Google Stack Scanner App Promises No Bill Or Rebate Left Behind
Google may have a huge Google Maps update to get excited about today, but a new skunkworks project dubbed Stack could end up earning a spot on your Android homescreen thanks to its scanner-replacing AI. Taking photos of receipts, bills, documents, and other paperwork with a phone camera has become a quick'n'dirty workaround to keep a digital copy without having to dig out an actual scanner, but Stack promises to actually make sense of all those shots.
It starts with a snapshot of a receipt or other document, however that doesn't end up in your camera reel as normal. Instead, Stack automatically "scans" it – cropping and sharpening as appropriate – and gives it a name, then uses contextual image recognition to suggest what sort of categorization should be applied.

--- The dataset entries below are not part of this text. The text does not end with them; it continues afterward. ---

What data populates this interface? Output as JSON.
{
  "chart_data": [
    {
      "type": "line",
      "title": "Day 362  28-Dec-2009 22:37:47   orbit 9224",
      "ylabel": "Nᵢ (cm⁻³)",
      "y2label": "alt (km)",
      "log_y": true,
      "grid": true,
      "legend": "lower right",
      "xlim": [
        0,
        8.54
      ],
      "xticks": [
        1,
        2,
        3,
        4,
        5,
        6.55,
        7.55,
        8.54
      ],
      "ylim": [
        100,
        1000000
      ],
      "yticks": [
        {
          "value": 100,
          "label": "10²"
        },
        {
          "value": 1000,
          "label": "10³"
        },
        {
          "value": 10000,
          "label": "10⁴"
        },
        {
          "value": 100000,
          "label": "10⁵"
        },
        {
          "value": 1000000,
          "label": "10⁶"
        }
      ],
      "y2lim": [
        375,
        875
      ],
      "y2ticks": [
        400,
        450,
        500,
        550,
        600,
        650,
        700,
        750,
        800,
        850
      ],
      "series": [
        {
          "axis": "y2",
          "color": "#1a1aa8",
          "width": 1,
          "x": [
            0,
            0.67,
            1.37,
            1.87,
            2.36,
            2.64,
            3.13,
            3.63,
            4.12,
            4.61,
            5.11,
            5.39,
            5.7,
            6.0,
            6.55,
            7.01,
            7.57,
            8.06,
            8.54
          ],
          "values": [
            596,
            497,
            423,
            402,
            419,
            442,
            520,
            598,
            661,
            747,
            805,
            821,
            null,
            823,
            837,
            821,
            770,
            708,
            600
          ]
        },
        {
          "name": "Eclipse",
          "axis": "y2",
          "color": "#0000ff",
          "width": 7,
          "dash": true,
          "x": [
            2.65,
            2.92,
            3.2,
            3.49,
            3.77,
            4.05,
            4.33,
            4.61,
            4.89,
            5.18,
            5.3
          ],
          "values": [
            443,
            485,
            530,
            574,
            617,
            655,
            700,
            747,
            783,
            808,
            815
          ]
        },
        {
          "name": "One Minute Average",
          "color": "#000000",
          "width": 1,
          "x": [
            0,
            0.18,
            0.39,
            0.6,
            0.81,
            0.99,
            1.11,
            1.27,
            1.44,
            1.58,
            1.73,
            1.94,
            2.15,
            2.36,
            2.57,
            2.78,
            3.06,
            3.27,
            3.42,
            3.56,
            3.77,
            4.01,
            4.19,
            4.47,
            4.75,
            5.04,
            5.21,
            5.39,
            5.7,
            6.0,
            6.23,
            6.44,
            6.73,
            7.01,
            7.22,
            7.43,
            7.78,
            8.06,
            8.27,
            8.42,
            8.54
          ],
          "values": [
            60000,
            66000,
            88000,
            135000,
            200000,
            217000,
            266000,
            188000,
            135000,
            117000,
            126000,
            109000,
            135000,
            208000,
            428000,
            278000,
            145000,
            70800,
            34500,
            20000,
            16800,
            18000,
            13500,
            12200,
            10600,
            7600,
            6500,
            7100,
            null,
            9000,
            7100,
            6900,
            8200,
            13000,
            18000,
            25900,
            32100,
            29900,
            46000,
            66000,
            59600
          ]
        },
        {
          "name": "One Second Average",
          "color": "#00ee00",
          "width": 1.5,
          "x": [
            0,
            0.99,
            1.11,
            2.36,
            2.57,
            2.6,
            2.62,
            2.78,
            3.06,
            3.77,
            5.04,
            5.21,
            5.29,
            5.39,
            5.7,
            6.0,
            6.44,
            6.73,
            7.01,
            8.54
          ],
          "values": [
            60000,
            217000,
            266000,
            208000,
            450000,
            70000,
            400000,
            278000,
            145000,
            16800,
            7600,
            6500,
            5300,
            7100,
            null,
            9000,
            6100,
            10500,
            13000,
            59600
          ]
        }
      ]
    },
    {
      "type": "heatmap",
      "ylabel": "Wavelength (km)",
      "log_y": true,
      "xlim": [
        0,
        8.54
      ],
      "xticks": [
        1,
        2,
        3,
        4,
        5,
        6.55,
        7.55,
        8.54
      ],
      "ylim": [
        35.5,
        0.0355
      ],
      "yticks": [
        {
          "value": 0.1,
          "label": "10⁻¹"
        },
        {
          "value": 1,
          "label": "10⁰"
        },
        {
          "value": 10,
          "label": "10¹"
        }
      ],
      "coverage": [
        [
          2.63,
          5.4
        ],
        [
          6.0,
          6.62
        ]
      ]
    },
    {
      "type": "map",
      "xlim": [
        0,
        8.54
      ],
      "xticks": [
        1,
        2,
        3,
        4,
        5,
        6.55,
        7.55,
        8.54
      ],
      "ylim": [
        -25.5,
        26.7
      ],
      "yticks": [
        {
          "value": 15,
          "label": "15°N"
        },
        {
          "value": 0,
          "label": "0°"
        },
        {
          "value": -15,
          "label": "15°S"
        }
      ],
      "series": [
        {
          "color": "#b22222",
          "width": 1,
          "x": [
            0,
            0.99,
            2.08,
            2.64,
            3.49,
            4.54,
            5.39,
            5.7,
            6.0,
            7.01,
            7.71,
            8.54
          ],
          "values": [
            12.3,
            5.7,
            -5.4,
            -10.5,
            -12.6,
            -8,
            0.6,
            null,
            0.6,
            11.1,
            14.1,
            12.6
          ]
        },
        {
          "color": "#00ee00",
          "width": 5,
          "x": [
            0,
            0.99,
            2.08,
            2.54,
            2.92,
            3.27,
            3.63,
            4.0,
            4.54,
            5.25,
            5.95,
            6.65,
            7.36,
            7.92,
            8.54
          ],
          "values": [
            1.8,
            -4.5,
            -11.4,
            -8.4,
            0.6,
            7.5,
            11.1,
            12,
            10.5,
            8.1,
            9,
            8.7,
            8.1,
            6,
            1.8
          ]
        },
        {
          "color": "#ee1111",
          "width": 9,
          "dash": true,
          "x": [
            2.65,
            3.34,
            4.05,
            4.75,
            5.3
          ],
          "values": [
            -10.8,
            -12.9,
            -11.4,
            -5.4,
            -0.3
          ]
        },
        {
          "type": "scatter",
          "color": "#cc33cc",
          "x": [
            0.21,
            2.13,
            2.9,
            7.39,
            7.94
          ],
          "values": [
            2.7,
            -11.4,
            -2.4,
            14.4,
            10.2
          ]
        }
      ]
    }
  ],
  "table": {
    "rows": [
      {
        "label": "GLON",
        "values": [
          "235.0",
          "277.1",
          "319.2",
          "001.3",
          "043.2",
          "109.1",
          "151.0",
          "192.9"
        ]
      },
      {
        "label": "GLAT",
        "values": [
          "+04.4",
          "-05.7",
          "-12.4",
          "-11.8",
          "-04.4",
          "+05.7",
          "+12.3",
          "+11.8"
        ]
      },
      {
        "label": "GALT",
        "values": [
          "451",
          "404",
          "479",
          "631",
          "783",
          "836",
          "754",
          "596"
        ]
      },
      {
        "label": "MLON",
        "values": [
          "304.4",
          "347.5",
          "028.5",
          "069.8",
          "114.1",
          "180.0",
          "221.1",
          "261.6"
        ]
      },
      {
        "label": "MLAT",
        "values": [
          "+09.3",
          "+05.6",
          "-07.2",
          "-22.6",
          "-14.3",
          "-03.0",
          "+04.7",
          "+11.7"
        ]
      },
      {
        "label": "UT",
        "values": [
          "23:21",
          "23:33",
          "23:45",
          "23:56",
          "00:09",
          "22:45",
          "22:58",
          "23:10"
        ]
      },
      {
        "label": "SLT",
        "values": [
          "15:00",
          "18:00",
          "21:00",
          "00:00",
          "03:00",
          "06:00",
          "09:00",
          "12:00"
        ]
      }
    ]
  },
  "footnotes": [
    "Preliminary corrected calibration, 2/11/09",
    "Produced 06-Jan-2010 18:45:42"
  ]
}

If it's a receipt, for example, Stack should organize it into the receipts folder. Take a photo of your driver's license, or work ID, however, and it'll get filed in the IDs folder. There are also Stacks for vehicles, bills and indeed any you choose to create yourself, and the app can upload copies to Google Drive as images so that they can be accessed in future even if you stop using Stack itself.
As you'd hope – and indeed expect, from a Google product – there's search built into all this. You can see all the scans in each stack, or search through the full scanned text if there's something you're hunting for in particular.
What might be most useful, though, is how the AI tries to work with scans proactively. It can spot things like "due date" or "total amount due" within the images, and flag those. That way, it's suggested, you might not inadvertently let a bill go unpaid, an ID expire without renewing it first, or a rebate form go unprocessed.
It's the handiwork of Christopher Pedregal and a team he leads in Area 120, Google's in-house incubator. Pedregal has some background with this sort of thing: indeed, his education startup, Socratic, was using computer vision and language understanding when it was acquired by Google. Throw in some talent from the DocAI team at Google Cloud, and Stack was born.
Since anything promising to keep IDs and other content safe probably needs extra security too, Stack supports optional face or fingerprint biometrics before you can access the app. It's a free download today, though you'll need an Android device at this stage.